Europe has strong legislation protecting people from being fired because of a disability, however Europe-wide legislation does not cover obesity itself as a physical handicap. As such, this case is being treated as an important one because if the court were to find in favor of Kaltoft it would open employers across Europe to potential discrimination claims and mean that employers would have to give due consideration to the abilities of people who are very overweight and how they can give reasonable accommodation to ensure the obese staff member can keep doing their job.
To be clear, this case isn’t talking about people who are just a bit overweight. We are looking at the point at which being overweight affects mobility and overall health — that’s not the same as having what is by most standards an average and, depending on the frame, healthy body fat composition.
Moving away from the specifics of this case, to discuss the issue in a more general way, we see that it is complicated by the ugly side of our media and our own discourse that gives in to fat shaming. A less than compassionate attitude says that this is the person’s own fault and therefore why should they be accommodated? That is of course quite ignorant of the facts surrounding obesity, more of which we will go into below.
Undoubtedly, there is a desire to keep as many people working as possible. If, therefore, we wish for obese people to keep working it seems within the bounds of reason that employers should at least try to accommodate the very overweight to help them do their jobs properly, which is something that is touched on in the above case. For instance, assessing a person’s mobility and giving them jobs that are within the bounds of their capabilities.
Second, if we really do want to help the obese and get them to a healthy weight that they are happy with, we should also consider that doing what we can to keep people in a job rather than forcing them out of work because of their weight issues is very important.
A large body of anecdotal evidence tells us that, like all of us, when obese people are not given the chance at fulfilling employment they are susceptible to a number of dangerous lifestyle choices. The key concern would be that unemployment could cause depression and stress and may in turn mean that the overweight person’s health spirals out of control and further decreases their chances of employment — that sets up a vicious circle that any government interested in keeping the maximum number of people in work at any one time would want to guard against.
In addition, scientific research continues to unpack the phenomenon of obesity and finds that for a number of people, an addiction has formed that is at least probably partially down to genetic factors. We know that there are a number of environmental factors, like stress, that also appear to contribute to emotional problems that often manifest as overeating and possibly obesity. Therefore, condemning obese people as having a condition of their own making isn’t just unkind but in many cases inaccurate.
More recent research has demonstrated that there are significant similarities between what goes on in the brain of someone who has problems with alcohol and substance abuse and those who chronically overeat. That is not to say that all overweight people are addicts, nor is it to imply that illicit drug use is comparable to overeating in a broader sense, just that the activity in the brain that causes people to rely on substances and form addictions is similar.

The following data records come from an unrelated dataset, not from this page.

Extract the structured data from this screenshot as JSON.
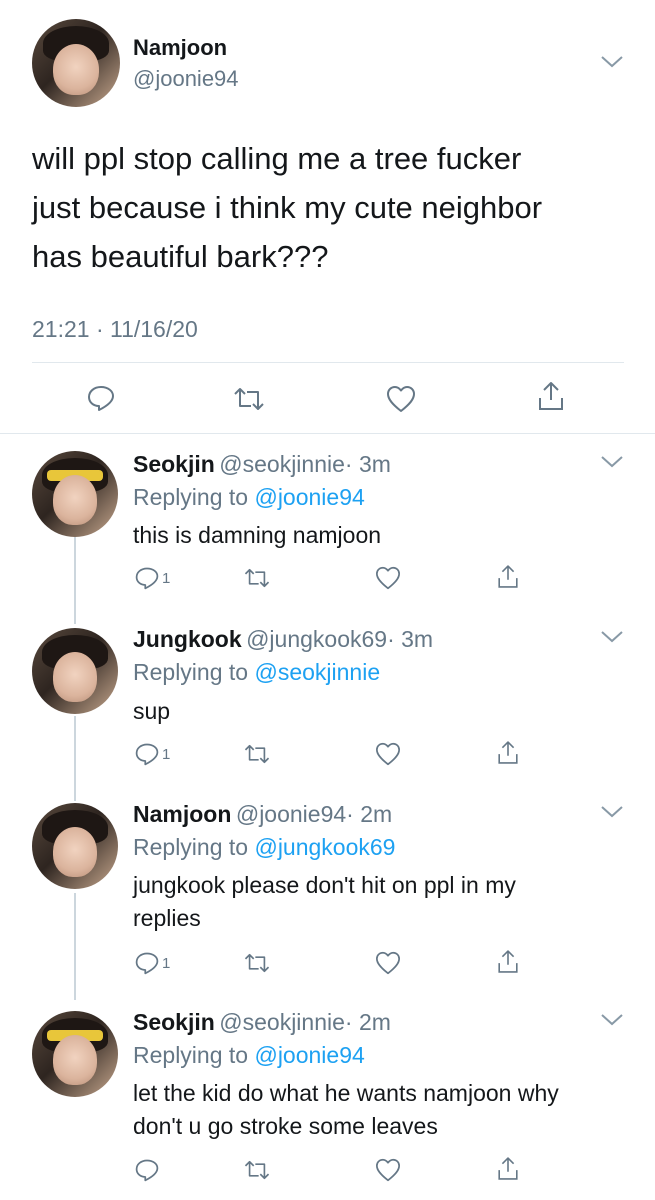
{
  "main_tweet": {
    "name": "Namjoon",
    "handle": "@joonie94",
    "text_lines": [
      "will ppl stop calling me a tree fucker",
      "just because i think my cute neighbor",
      "has beautiful bark???"
    ],
    "timestamp": "21:21 · 11/16/20"
  },
  "replies": [
    {
      "name": "Seokjin",
      "handle": "@seokjinnie",
      "time": "· 3m",
      "replying_prefix": "Replying to ",
      "replying_to": "@joonie94",
      "lines": [
        "this is damning namjoon"
      ],
      "reply_count": "1"
    },
    {
      "name": "Jungkook",
      "handle": "@jungkook69",
      "time": "· 3m",
      "replying_prefix": "Replying to ",
      "replying_to": "@seokjinnie",
      "lines": [
        "sup"
      ],
      "reply_count": "1"
    },
    {
      "name": "Namjoon",
      "handle": "@joonie94",
      "time": "· 2m",
      "replying_prefix": "Replying to ",
      "replying_to": "@jungkook69",
      "lines": [
        "jungkook please don't hit on ppl in my",
        "replies"
      ],
      "reply_count": "1"
    },
    {
      "name": "Seokjin",
      "handle": "@seokjinnie",
      "time": "· 2m",
      "replying_prefix": "Replying to ",
      "replying_to": "@joonie94",
      "lines": [
        "let the kid do what he wants namjoon why",
        "don't u go stroke some leaves"
      ],
      "reply_count": ""
    }
  ],
  "colors": {
    "link": "#1da1f2",
    "secondary_text": "#657786",
    "divider": "#e1e8ed",
    "thread_line": "#ccd6dd"
  },
  "icons": [
    "chevron-down-icon",
    "reply-icon",
    "retweet-icon",
    "like-icon",
    "share-icon"
  ]
}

The main critics of this case tend to be employers who say that obesity cannot be treated the same as a physical disability because there is no underlying physical cause.

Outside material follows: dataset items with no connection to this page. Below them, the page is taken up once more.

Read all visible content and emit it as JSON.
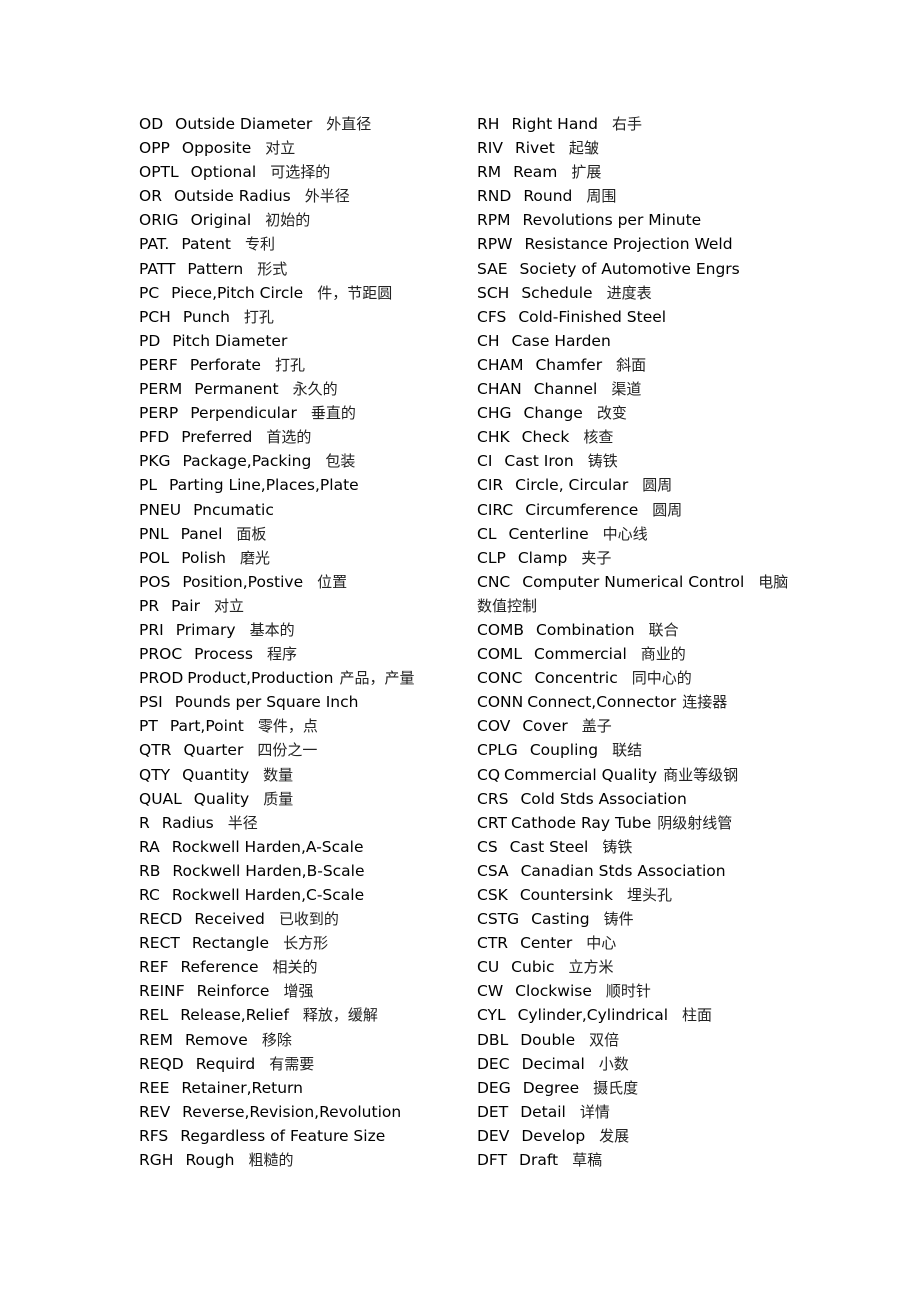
{
  "left_column": [
    {
      "abbr": "OD",
      "term": "Outside Diameter",
      "zh": "外直径"
    },
    {
      "abbr": "OPP",
      "term": "Opposite",
      "zh": "对立"
    },
    {
      "abbr": "OPTL",
      "term": "Optional",
      "zh": "可选择的"
    },
    {
      "abbr": "OR",
      "term": "Outside Radius",
      "zh": "外半径"
    },
    {
      "abbr": "ORIG",
      "term": "Original",
      "zh": "初始的"
    },
    {
      "abbr": "PAT.",
      "term": "Patent",
      "zh": "专利"
    },
    {
      "abbr": "PATT",
      "term": "Pattern",
      "zh": "形式"
    },
    {
      "abbr": "PC",
      "term": "Piece,Pitch Circle",
      "zh": "件，节距圆"
    },
    {
      "abbr": "PCH",
      "term": "Punch",
      "zh": "打孔"
    },
    {
      "abbr": "PD",
      "term": "Pitch Diameter",
      "zh": ""
    },
    {
      "abbr": "PERF",
      "term": "Perforate",
      "zh": "打孔"
    },
    {
      "abbr": "PERM",
      "term": "Permanent",
      "zh": "永久的"
    },
    {
      "abbr": "PERP",
      "term": "Perpendicular",
      "zh": "垂直的"
    },
    {
      "abbr": "PFD",
      "term": "Preferred",
      "zh": "首选的"
    },
    {
      "abbr": "PKG",
      "term": "Package,Packing",
      "zh": "包装"
    },
    {
      "abbr": "PL",
      "term": "Parting Line,Places,Plate",
      "zh": ""
    },
    {
      "abbr": "PNEU",
      "term": "Pncumatic",
      "zh": ""
    },
    {
      "abbr": "PNL",
      "term": "Panel",
      "zh": "面板"
    },
    {
      "abbr": "POL",
      "term": "Polish",
      "zh": "磨光"
    },
    {
      "abbr": "POS",
      "term": "Position,Postive",
      "zh": "位置"
    },
    {
      "abbr": "PR",
      "term": "Pair",
      "zh": "对立"
    },
    {
      "abbr": "PRI",
      "term": "Primary",
      "zh": "基本的"
    },
    {
      "abbr": "PROC",
      "term": "Process",
      "zh": "程序"
    },
    {
      "abbr": "PROD",
      "term": "Product,Production",
      "zh": "产品，产量",
      "tight": true
    },
    {
      "abbr": "PSI",
      "term": "Pounds per Square Inch",
      "zh": ""
    },
    {
      "abbr": "PT",
      "term": "Part,Point",
      "zh": "零件，点"
    },
    {
      "abbr": "QTR",
      "term": "Quarter",
      "zh": "四份之一"
    },
    {
      "abbr": "QTY",
      "term": "Quantity",
      "zh": "数量"
    },
    {
      "abbr": "QUAL",
      "term": "Quality",
      "zh": "质量"
    },
    {
      "abbr": "R",
      "term": "Radius",
      "zh": "半径"
    },
    {
      "abbr": "RA",
      "term": "Rockwell Harden,A-Scale",
      "zh": ""
    },
    {
      "abbr": "RB",
      "term": "Rockwell Harden,B-Scale",
      "zh": ""
    },
    {
      "abbr": "RC",
      "term": "Rockwell Harden,C-Scale",
      "zh": ""
    },
    {
      "abbr": "RECD",
      "term": "Received",
      "zh": "已收到的"
    },
    {
      "abbr": "RECT",
      "term": "Rectangle",
      "zh": "长方形"
    },
    {
      "abbr": "REF",
      "term": "Reference",
      "zh": "相关的"
    },
    {
      "abbr": "REINF",
      "term": "Reinforce",
      "zh": "增强"
    },
    {
      "abbr": "REL",
      "term": "Release,Relief",
      "zh": "释放，缓解"
    },
    {
      "abbr": "REM",
      "term": "Remove",
      "zh": "移除"
    },
    {
      "abbr": "REQD",
      "term": "Requird",
      "zh": "有需要"
    },
    {
      "abbr": "REE",
      "term": "Retainer,Return",
      "zh": ""
    },
    {
      "abbr": "REV",
      "term": "Reverse,Revision,Revolution",
      "zh": ""
    },
    {
      "abbr": "RFS",
      "term": "Regardless of Feature Size",
      "zh": ""
    },
    {
      "abbr": "RGH",
      "term": "Rough",
      "zh": "粗糙的"
    }
  ],
  "right_column": [
    {
      "abbr": "RH",
      "term": "Right Hand",
      "zh": "右手"
    },
    {
      "abbr": "RIV",
      "term": "Rivet",
      "zh": "起皱"
    },
    {
      "abbr": "RM",
      "term": "Ream",
      "zh": "扩展"
    },
    {
      "abbr": "RND",
      "term": "Round",
      "zh": "周围"
    },
    {
      "abbr": "RPM",
      "term": "Revolutions per Minute",
      "zh": ""
    },
    {
      "abbr": "RPW",
      "term": "Resistance Projection Weld",
      "zh": ""
    },
    {
      "abbr": "SAE",
      "term": "Society of Automotive Engrs",
      "zh": ""
    },
    {
      "abbr": "SCH",
      "term": "Schedule",
      "zh": "进度表"
    },
    {
      "abbr": "CFS",
      "term": "Cold-Finished Steel",
      "zh": ""
    },
    {
      "abbr": "CH",
      "term": "Case Harden",
      "zh": ""
    },
    {
      "abbr": "CHAM",
      "term": "Chamfer",
      "zh": "斜面"
    },
    {
      "abbr": "CHAN",
      "term": "Channel",
      "zh": "渠道"
    },
    {
      "abbr": "CHG",
      "term": "Change",
      "zh": "改变"
    },
    {
      "abbr": "CHK",
      "term": "Check",
      "zh": "核查"
    },
    {
      "abbr": "CI",
      "term": "Cast Iron",
      "zh": "铸铁"
    },
    {
      "abbr": "CIR",
      "term": "Circle, Circular",
      "zh": "圆周"
    },
    {
      "abbr": "CIRC",
      "term": "Circumference",
      "zh": "圆周"
    },
    {
      "abbr": "CL",
      "term": "Centerline",
      "zh": "中心线"
    },
    {
      "abbr": "CLP",
      "term": "Clamp",
      "zh": "夹子"
    },
    {
      "abbr": "CNC",
      "term": "Computer Numerical Control",
      "zh": "电脑数值控制",
      "wrap": true
    },
    {
      "abbr": "COMB",
      "term": "Combination",
      "zh": "联合"
    },
    {
      "abbr": "COML",
      "term": "Commercial",
      "zh": "商业的"
    },
    {
      "abbr": "CONC",
      "term": "Concentric",
      "zh": "同中心的"
    },
    {
      "abbr": "CONN",
      "term": "Connect,Connector",
      "zh": "连接器",
      "tight": true
    },
    {
      "abbr": "COV",
      "term": "Cover",
      "zh": "盖子"
    },
    {
      "abbr": "CPLG",
      "term": "Coupling",
      "zh": "联结"
    },
    {
      "abbr": "CQ",
      "term": "Commercial Quality",
      "zh": "商业等级钢",
      "tight": true
    },
    {
      "abbr": "CRS",
      "term": "Cold Stds Association",
      "zh": ""
    },
    {
      "abbr": "CRT",
      "term": "Cathode Ray Tube",
      "zh": "阴级射线管",
      "tight": true
    },
    {
      "abbr": "CS",
      "term": "Cast Steel",
      "zh": "铸铁"
    },
    {
      "abbr": "CSA",
      "term": "Canadian Stds Association",
      "zh": ""
    },
    {
      "abbr": "CSK",
      "term": "Countersink",
      "zh": "埋头孔"
    },
    {
      "abbr": "CSTG",
      "term": "Casting",
      "zh": "铸件"
    },
    {
      "abbr": "CTR",
      "term": "Center",
      "zh": "中心"
    },
    {
      "abbr": "CU",
      "term": "Cubic",
      "zh": "立方米"
    },
    {
      "abbr": "CW",
      "term": "Clockwise",
      "zh": "顺时针"
    },
    {
      "abbr": "CYL",
      "term": "Cylinder,Cylindrical",
      "zh": "柱面"
    },
    {
      "abbr": "DBL",
      "term": "Double",
      "zh": "双倍"
    },
    {
      "abbr": "DEC",
      "term": "Decimal",
      "zh": "小数"
    },
    {
      "abbr": "DEG",
      "term": "Degree",
      "zh": "摄氏度"
    },
    {
      "abbr": "DET",
      "term": "Detail",
      "zh": "详情"
    },
    {
      "abbr": "DEV",
      "term": "Develop",
      "zh": "发展"
    },
    {
      "abbr": "DFT",
      "term": "Draft",
      "zh": "草稿"
    }
  ]
}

Interestingly, a recent case in the U.S. tested this premise and found in favor of the worker who had been fired because of her size. The U.S. Equal Employment Opportunity Commission (EEOC) found against the clinic at which the claimant worked, saying that morbid obesity created functional impairment and therefore is, under the Americans with Disabilities Act, a disability in and of itself. The employer settled the case for $125,000.
Some opposition is more nuanced, though. Take this piece in the Guardian which, though falling prey to the “being fat is a choice” message, touches on something we mentioned above: that if science shows chronic overeating is similar to or actually is an addiction, we should treat it as such and not a disability, otherwise we might miss a chance to help people get their weight under control.

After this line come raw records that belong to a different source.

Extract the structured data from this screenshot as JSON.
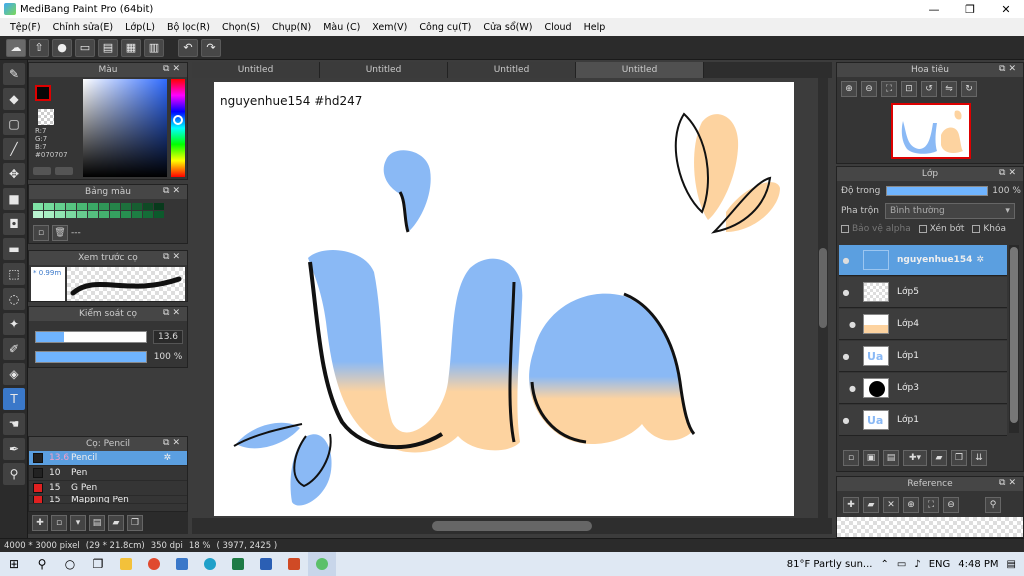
{
  "window": {
    "title": "MediBang Paint Pro (64bit)",
    "minimize": "—",
    "maximize": "❐",
    "close": "✕"
  },
  "menu": [
    "Tệp(F)",
    "Chỉnh sửa(E)",
    "Lớp(L)",
    "Bộ lọc(R)",
    "Chọn(S)",
    "Chụp(N)",
    "Màu (C)",
    "Xem(V)",
    "Công cụ(T)",
    "Cửa sổ(W)",
    "Cloud",
    "Help"
  ],
  "panels": {
    "color": {
      "title": "Màu",
      "rgb": [
        "R:7",
        "G:7",
        "B:7",
        "#070707"
      ]
    },
    "palette": {
      "title": "Bảng màu",
      "colors": [
        "#7fe3a6",
        "#74dc9c",
        "#64d08e",
        "#57c581",
        "#49b873",
        "#3aa865",
        "#2f9657",
        "#258449",
        "#1d703c",
        "#175e31",
        "#0f4a25",
        "#083a1c",
        "#b8f3cf",
        "#a6eec2",
        "#90e4b2",
        "#7bd9a1",
        "#67cc8f",
        "#55bf7f",
        "#44b06e",
        "#35a05f",
        "#278f50",
        "#1d7d43",
        "#146c37",
        "#0c5a2c"
      ],
      "current": "---"
    },
    "preview": {
      "title": "Xem trước cọ",
      "size": "0.99m"
    },
    "brush_control": {
      "title": "Kiểm soát cọ",
      "size": "13.6",
      "size_fraction": 0.25,
      "opacity": "100 %",
      "opacity_fraction": 1.0
    },
    "brushes": {
      "title": "Cọ: Pencil",
      "items": [
        {
          "size": "13.6",
          "name": "Pencil",
          "color": "#222222",
          "selected": true
        },
        {
          "size": "10",
          "name": "Pen",
          "color": "#222222",
          "selected": false
        },
        {
          "size": "15",
          "name": "G Pen",
          "color": "#e02020",
          "selected": false
        },
        {
          "size": "15",
          "name": "Mapping Pen",
          "color": "#e02020",
          "selected": false
        }
      ]
    },
    "navigator": {
      "title": "Hoa tiêu"
    },
    "layers": {
      "title": "Lớp",
      "opacity_label": "Độ trong",
      "opacity_value": "100 %",
      "blend_label": "Pha trộn",
      "blend_value": "Bình thường",
      "protect_alpha": "Bảo vệ alpha",
      "clipping": "Xén bớt",
      "lock": "Khóa",
      "items": [
        {
          "name": "nguyenhue154",
          "selected": true
        },
        {
          "name": "Lớp5",
          "selected": false
        },
        {
          "name": "Lớp4",
          "selected": false
        },
        {
          "name": "Lớp1",
          "selected": false
        },
        {
          "name": "Lớp3",
          "selected": false
        },
        {
          "name": "Lớp1",
          "selected": false
        }
      ]
    },
    "reference": {
      "title": "Reference"
    }
  },
  "tabs": [
    "Untitled",
    "Untitled",
    "Untitled",
    "Untitled"
  ],
  "canvas": {
    "watermark": "nguyenhue154 #hd247"
  },
  "status": {
    "size": "4000 * 3000 pixel",
    "cm": "(29 * 21.8cm)",
    "dpi": "350 dpi",
    "zoom": "18 %",
    "coords": "( 3977, 2425 )"
  },
  "taskbar": {
    "weather": "81°F  Partly sun...",
    "lang": "ENG",
    "time": "4:48 PM"
  },
  "colors": {
    "accent": "#5b9fe0",
    "blue_fill": "#8ab9f5",
    "peach_fill": "#fdd3a0"
  }
}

I’m inclined to believe that both approaches are warranted: that clearly morbid obesity leads to disability once a certain stage has been reached (which could be testable) and therefore should be given consideration in the workplace.
At the same time, our governments need to wake up to a general food addiction that permeates our culture and create interventions that actually understand that while there might be component of choice (in the same way that we can all pick our poison) those people who have come to rely on food may have no more say than someone dealing with any other addiction.
More than all this though, we should actually be listening to the people whom this affects and recognize that contrary to body-negative stereotypes, they are people who are motivated in their work and want to pursue their career goals just like many of us who are not dealing with body image issues and weight management — after all, we don’t stop being people once the scale tips over a certain number.